Но этим тварям не суждено было родиться: плоды обрызгали химикалиями, они перестали шевелиться и высохли, превратившись в сморщенные серые комочки.
На этом показания экипажа корабля закончились, и судья принялся исследовать память колонистов.
Вой с неба и вспышка света, и — без всяких космических кораблей — на планету опустились король и королева. Однако вслед за их появлением тут же возникли всевозможные устройства.
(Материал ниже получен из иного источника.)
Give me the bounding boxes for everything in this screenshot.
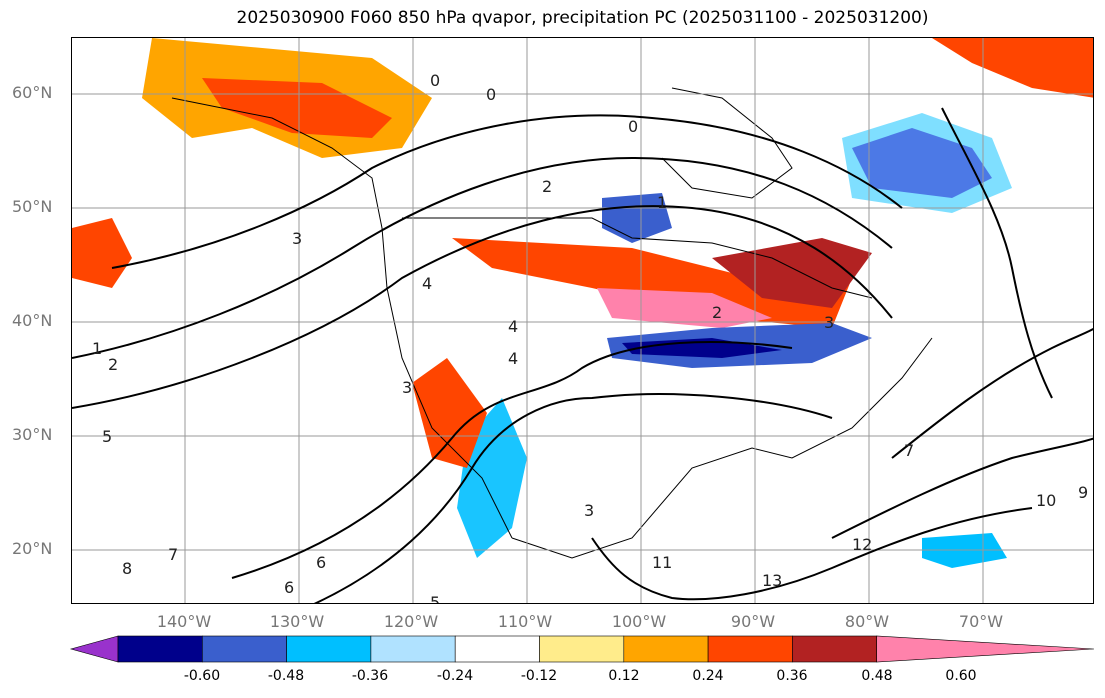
contour-label: 4: [508, 349, 518, 368]
colorbar-tick-label: -0.60: [183, 668, 221, 684]
shaded-fields: [72, 38, 1093, 568]
contour-label: 1: [92, 339, 102, 358]
colorbar-tick-label: 0.24: [692, 668, 724, 684]
colorbar-segment: [792, 635, 878, 663]
colorbar-segment: [69, 635, 119, 663]
field-southwest-orange: [412, 358, 487, 468]
colorbar-segment: [117, 635, 203, 663]
longitude-label: 140°W: [156, 612, 212, 631]
colorbar-tick-label: -0.12: [520, 668, 558, 684]
coastline-hudson: [661, 87, 793, 199]
contour-label: 7: [904, 441, 914, 460]
colorbar-segment: [539, 635, 625, 663]
contour-label: 3: [292, 229, 302, 248]
contour-label-group: 0 0 0 1 2 2 3 3 3 4 4 4 5 6 7 8 2 1 6 5 …: [92, 71, 1088, 604]
latitude-label: 40°N: [12, 311, 53, 330]
contour-label: 8: [122, 559, 132, 578]
contour-line: [941, 107, 1053, 399]
colorbar-tick-label: -0.24: [436, 668, 474, 684]
contour-line: [891, 327, 1093, 459]
longitude-label: 120°W: [383, 612, 439, 631]
contour-label: 6: [284, 578, 294, 597]
contour-label: 13: [762, 571, 782, 590]
longitude-label: 80°W: [844, 612, 890, 631]
colorbar-segments: [69, 635, 1095, 663]
contour-label: 12: [852, 535, 872, 554]
contour-line: [313, 393, 833, 603]
contour-label: 7: [168, 545, 178, 564]
contour-line: [591, 507, 1033, 601]
map-canvas: 0 0 0 1 2 2 3 3 3 4 4 4 5 6 7 8 2 1 6 5 …: [72, 38, 1093, 604]
colorbar: [69, 635, 1095, 663]
field-pacific-orange: [72, 218, 132, 288]
contour-label: 5: [430, 593, 440, 604]
contour-label: 0: [486, 85, 496, 104]
contour-line: [231, 341, 793, 579]
field-alaska-red: [202, 78, 392, 138]
contour-line: [831, 437, 1093, 539]
contour-label: 3: [584, 501, 594, 520]
latitude-label: 60°N: [12, 83, 53, 102]
longitude-label: 110°W: [497, 612, 553, 631]
graticule: [72, 38, 1093, 603]
contour-line: [111, 114, 903, 269]
colorbar-segment: [454, 635, 540, 663]
contour-label: 9: [1078, 483, 1088, 502]
contour-label: 2: [712, 303, 722, 322]
colorbar-segment: [876, 635, 1095, 663]
colorbar-tick-label: 0.36: [776, 668, 808, 684]
latitude-label: 30°N: [12, 425, 53, 444]
colorbar-tick-label: 0.48: [861, 668, 893, 684]
latitude-label: 20°N: [12, 539, 53, 558]
longitude-label: 90°W: [730, 612, 776, 631]
contour-label: 0: [430, 71, 440, 90]
contour-line: [72, 205, 893, 409]
field-midwest-orange: [452, 238, 852, 328]
colorbar-tick-label: -0.48: [267, 668, 305, 684]
longitude-label: 130°W: [269, 612, 325, 631]
border-us-canada: [402, 217, 873, 299]
contour-line: [72, 156, 893, 359]
contour-label: 6: [316, 553, 326, 572]
contour-label: 10: [1036, 491, 1056, 510]
map-title: 2025030900 F060 850 hPa qvapor, precipit…: [236, 8, 929, 28]
longitude-label: 100°W: [611, 612, 667, 631]
contour-label: 4: [508, 317, 518, 336]
field-midwest-maroon: [712, 238, 872, 308]
contour-label: 1: [657, 193, 667, 212]
contour-label: 11: [652, 553, 672, 572]
latitude-label: 50°N: [12, 197, 53, 216]
colorbar-segment: [370, 635, 456, 663]
colorbar-segment: [623, 635, 709, 663]
coastlines: [171, 87, 933, 559]
contour-label: 5: [102, 427, 112, 446]
contour-label: 2: [108, 355, 118, 374]
map-panel[interactable]: 0 0 0 1 2 2 3 3 3 4 4 4 5 6 7 8 2 1 6 5 …: [71, 37, 1094, 604]
colorbar-tick-label: 0.12: [608, 668, 640, 684]
contour-label: 2: [542, 177, 552, 196]
coastline-gulf: [511, 337, 933, 559]
colorbar-tick-label: 0.60: [945, 668, 977, 684]
qvapor-contours: [72, 107, 1093, 603]
contour-label: 0: [628, 117, 638, 136]
field-quebec-blue: [842, 113, 1012, 213]
colorbar-segment: [707, 635, 793, 663]
field-east-navy: [622, 338, 782, 358]
longitude-label: 70°W: [958, 612, 1004, 631]
contour-label: 4: [422, 274, 432, 293]
colorbar-segment: [202, 635, 287, 663]
field-atlantic-orange: [932, 38, 1093, 98]
colorbar-tick-label: -0.36: [351, 668, 389, 684]
colorbar-segment: [286, 635, 372, 663]
contour-label: 3: [824, 313, 834, 332]
contour-label: 3: [402, 378, 412, 397]
coastline-west: [171, 97, 513, 539]
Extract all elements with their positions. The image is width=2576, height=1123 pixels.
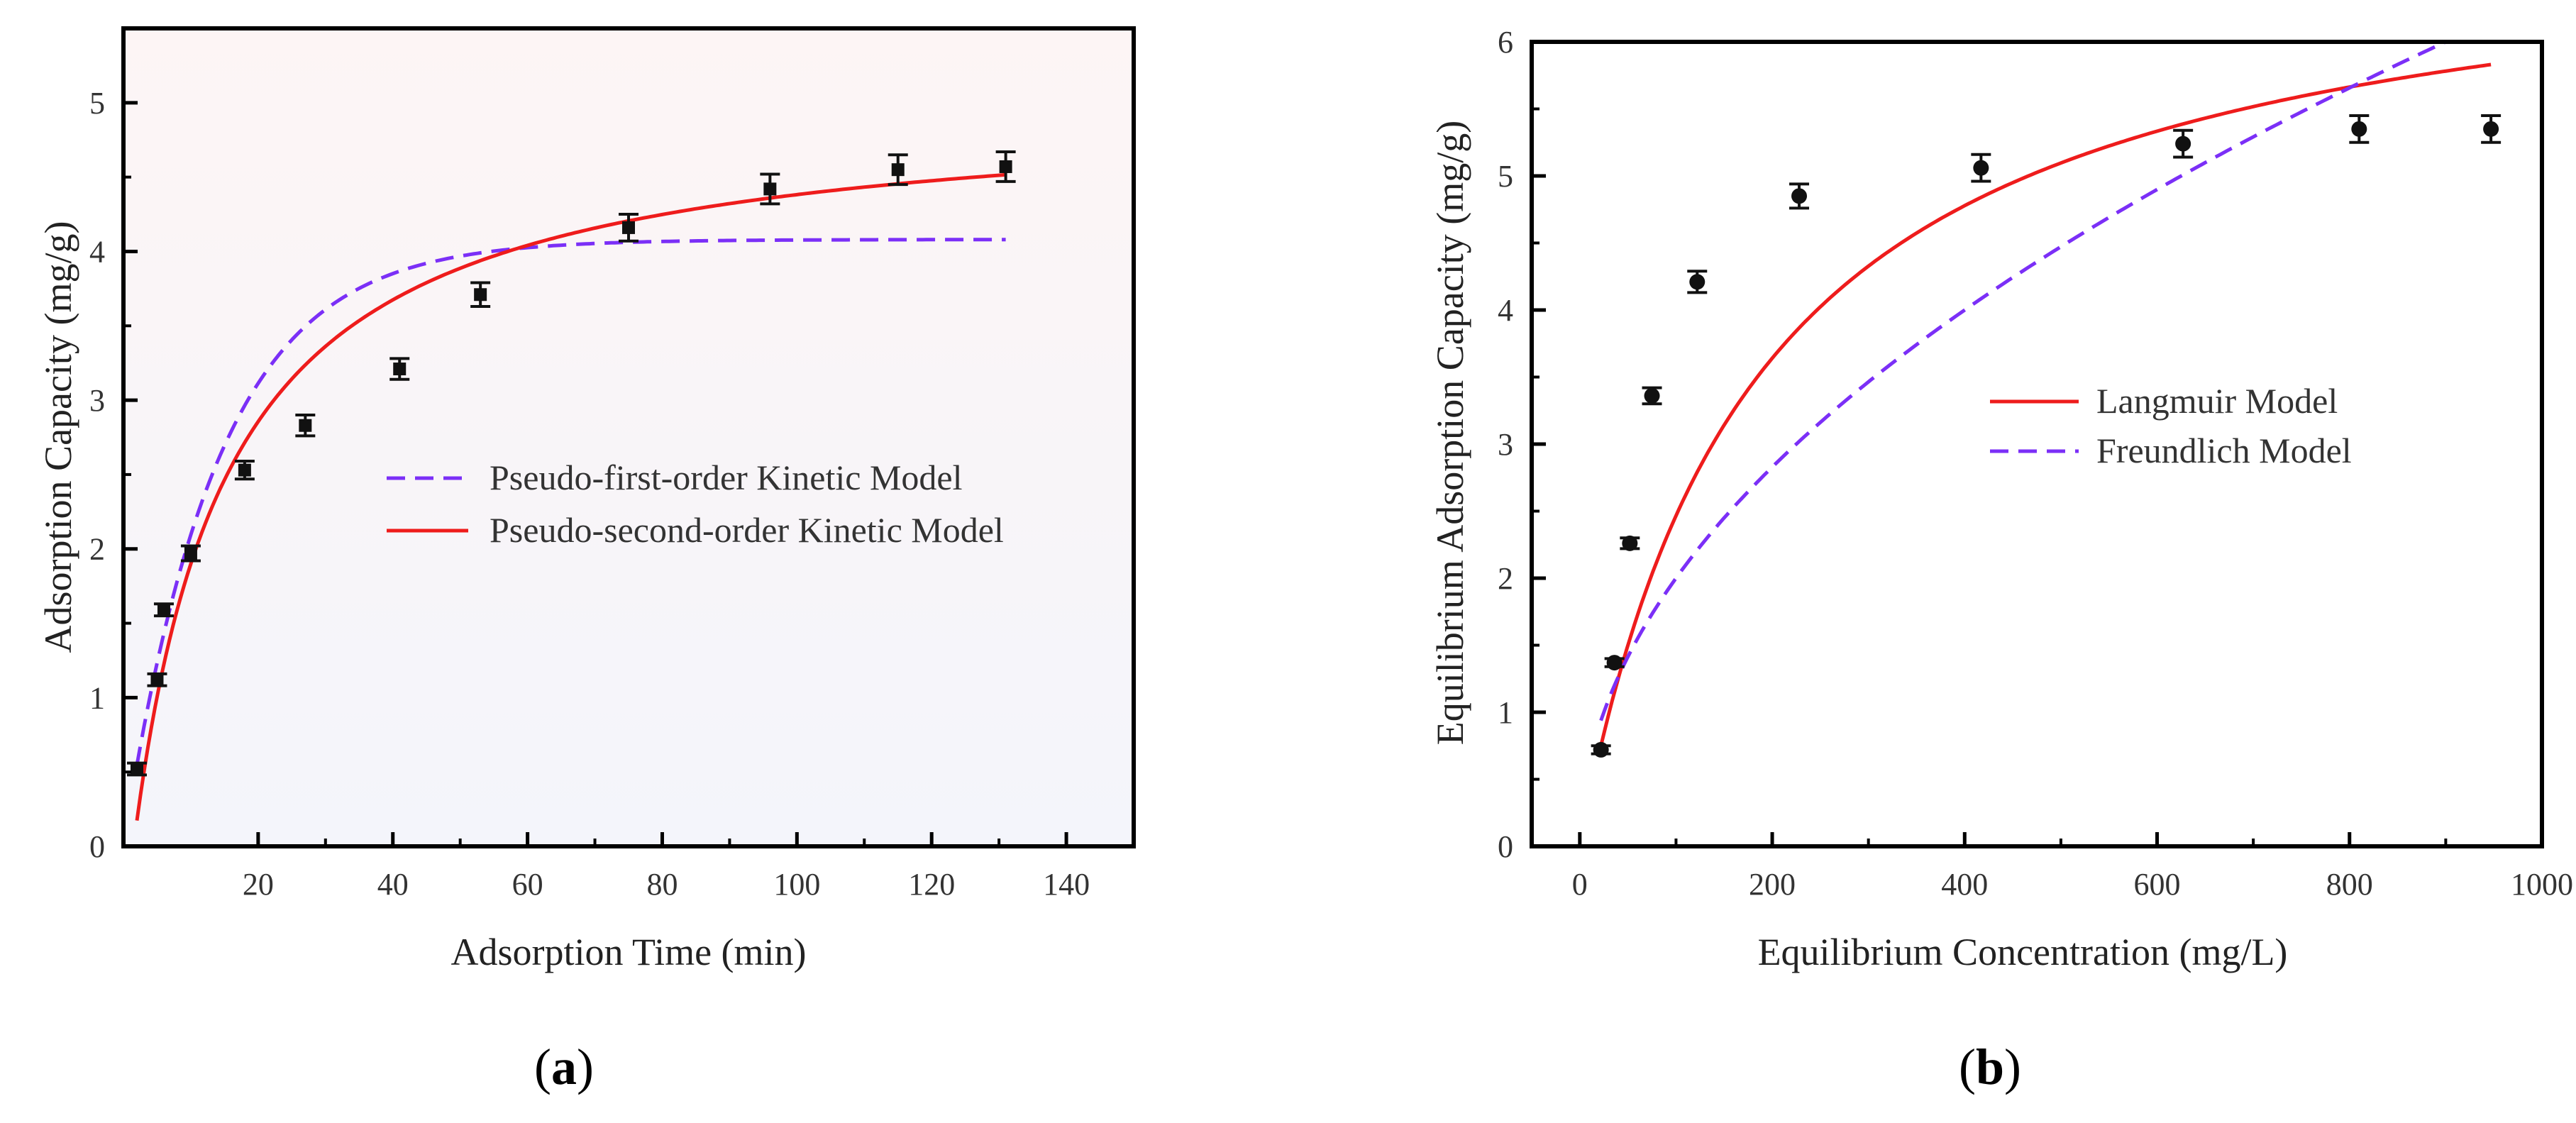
data-point (995, 150, 1016, 183)
ticks-a: 20 40 60 80 100 120 140 0 1 2 3 4 5 (89, 86, 1090, 902)
legend-label-pso: Pseudo-second-order Kinetic Model (490, 510, 1004, 550)
curves-a (135, 172, 1006, 821)
data-marker (2175, 135, 2191, 152)
data-marker (299, 419, 312, 432)
y-axis-title-a: Adsorption Capacity (mg/g) (37, 221, 79, 653)
data-point (888, 153, 908, 187)
legend-b: Langmuir Model Freundlich Model (1990, 381, 2352, 470)
panel-label-b: (b) (1959, 1039, 2021, 1095)
data-point (1971, 153, 1991, 183)
x-tick-label: 600 (2134, 867, 2181, 902)
data-marker (1973, 160, 1989, 176)
y-tick-label: 4 (89, 234, 105, 269)
data-point (126, 761, 147, 777)
data-point (1642, 386, 1662, 406)
y-tick-label: 4 (1498, 293, 1513, 328)
x-axis-title-b: Equilibrium Concentration (mg/L) (1758, 931, 2288, 973)
chart-a: 20 40 60 80 100 120 140 0 1 2 3 4 5 Adsorption Time … (37, 26, 1136, 1095)
model-curve-langmuir (1599, 62, 2492, 746)
data-marker (238, 463, 251, 477)
legend-label-pfo: Pseudo-first-order Kinetic Model (490, 458, 963, 497)
x-tick-label: 80 (646, 867, 678, 902)
y-tick-label: 2 (89, 532, 105, 567)
x-tick-label: 800 (2326, 867, 2373, 902)
data-marker (184, 547, 197, 560)
data-point (1687, 270, 1708, 294)
data-marker (2351, 121, 2367, 137)
y-tick-label: 0 (1498, 829, 1513, 864)
x-tick-label: 60 (512, 867, 543, 902)
data-marker (1593, 741, 1609, 758)
data-marker (474, 288, 487, 302)
data-marker (1606, 655, 1623, 671)
legend-label-freundlich: Freundlich Model (2096, 431, 2352, 470)
data-point (234, 460, 255, 481)
x-tick-label: 140 (1043, 867, 1090, 902)
y-tick-label: 2 (1498, 561, 1513, 596)
data-point (1789, 182, 1810, 210)
x-tick-label: 0 (1572, 867, 1588, 902)
data-point (153, 602, 174, 618)
points-a (126, 150, 1016, 777)
x-tick-label: 120 (908, 867, 955, 902)
data-point (180, 544, 201, 563)
chart-b: 0 200 400 600 800 1000 0 1 2 3 4 5 6 Equilibrium Con… (1429, 25, 2573, 1095)
data-marker (393, 363, 407, 376)
y-tick-label: 3 (89, 383, 105, 418)
data-point (2349, 114, 2370, 144)
data-marker (999, 160, 1012, 173)
data-point (147, 672, 167, 687)
data-marker (1622, 535, 1638, 551)
x-axis-title-a: Adsorption Time (min) (450, 931, 806, 973)
data-point (389, 357, 410, 381)
data-marker (763, 182, 777, 196)
x-tick-label: 1000 (2511, 867, 2573, 902)
plot-background-a (123, 28, 1134, 846)
data-marker (1791, 188, 1808, 204)
legend-a: Pseudo-first-order Kinetic Model Pseudo-… (387, 458, 1004, 550)
data-marker (891, 163, 905, 177)
y-tick-label: 5 (89, 86, 105, 121)
x-tick-label: 40 (377, 867, 409, 902)
data-point (1591, 741, 1611, 758)
data-point (295, 414, 316, 438)
curves-b (1599, 42, 2492, 746)
x-tick-label: 400 (1941, 867, 1988, 902)
data-marker (2483, 121, 2499, 137)
y-tick-label: 6 (1498, 25, 1513, 60)
y-tick-label: 1 (1498, 695, 1513, 730)
data-marker (130, 762, 143, 775)
data-marker (1689, 274, 1706, 290)
data-point (2481, 114, 2502, 144)
data-point (1604, 655, 1625, 671)
y-axis-title-b: Equilibrium Adsorption Capacity (mg/g) (1429, 121, 1471, 745)
plot-frame-a (121, 26, 1136, 848)
x-tick-label: 200 (1749, 867, 1796, 902)
data-marker (622, 221, 635, 234)
y-tick-label: 0 (89, 829, 105, 864)
data-point (619, 213, 639, 243)
data-point (2173, 128, 2194, 159)
data-marker (1644, 387, 1660, 404)
y-tick-label: 5 (1498, 159, 1513, 194)
data-marker (157, 603, 170, 616)
y-tick-label: 1 (89, 680, 105, 715)
points-b (1591, 114, 2502, 758)
data-marker (150, 673, 164, 687)
x-tick-label: 20 (243, 867, 274, 902)
y-tick-label: 3 (1498, 427, 1513, 462)
data-point (760, 172, 780, 206)
plot-background-b (1532, 42, 2542, 846)
legend-label-langmuir: Langmuir Model (2096, 381, 2338, 421)
model-curve-pfo (135, 238, 1006, 765)
model-curve-pso (135, 172, 1006, 821)
data-point (1620, 535, 1640, 551)
x-tick-label: 100 (773, 867, 820, 902)
model-curve-freundlich (1599, 42, 2450, 721)
ticks-b: 0 200 400 600 800 1000 0 1 2 3 4 5 6 (1498, 25, 2573, 902)
panel-label-a: (a) (534, 1039, 594, 1095)
data-point (470, 281, 491, 309)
Людей избивали невидимыми кнутами, сгоняя в загон, выросший словно из пустоты, — в темное, тесное пространство, где пленники едва поместились вплотную друг к другу.
Спертый воздух, нечем дышать.
Женщины первыми теряют сознание, за ними — мужчины, постепенно крики стихают. Пот течет, пока не высыхает; жар сжигает, пока мертвецы не остывают… А потом весь загон внезапно начинает вибрировать.
Открывается дверь, и появляется король, невообразимо огромный, со множеством отвратительных щупалец-рук. Того, кто стоит позади тебя, вырвало, вот и тебя самого начинает выворачивать наизнанку, и от страха срабатывает мочевой пузырь. «Руки» короля тянутся к пленникам, и все вокруг кричат, кричат и кричат — но наконец голоса смолкают. Одного корчащегося человека выдергивают из толпы, дверь снова закрывается, вновь воцаряется тьма, и снова вонь, и ужас, и жара, еще сильнее, чем прежде.
Тишина. И далекий крик боли.
Тишина. Бесконечно тянущиеся часы. И вновь дверь открывается, появляется король, снова раздаются крики.
Как только король входит в загон в третий раз, из толпы выходит человек, который не кричит. Его одежда заскорузла от чужой блевотины, но самого его явно не рвало, его взгляд спокоен, губы не кривятся, глаза сияют. Это Пастух, хотя пока он известен людям под другим именем.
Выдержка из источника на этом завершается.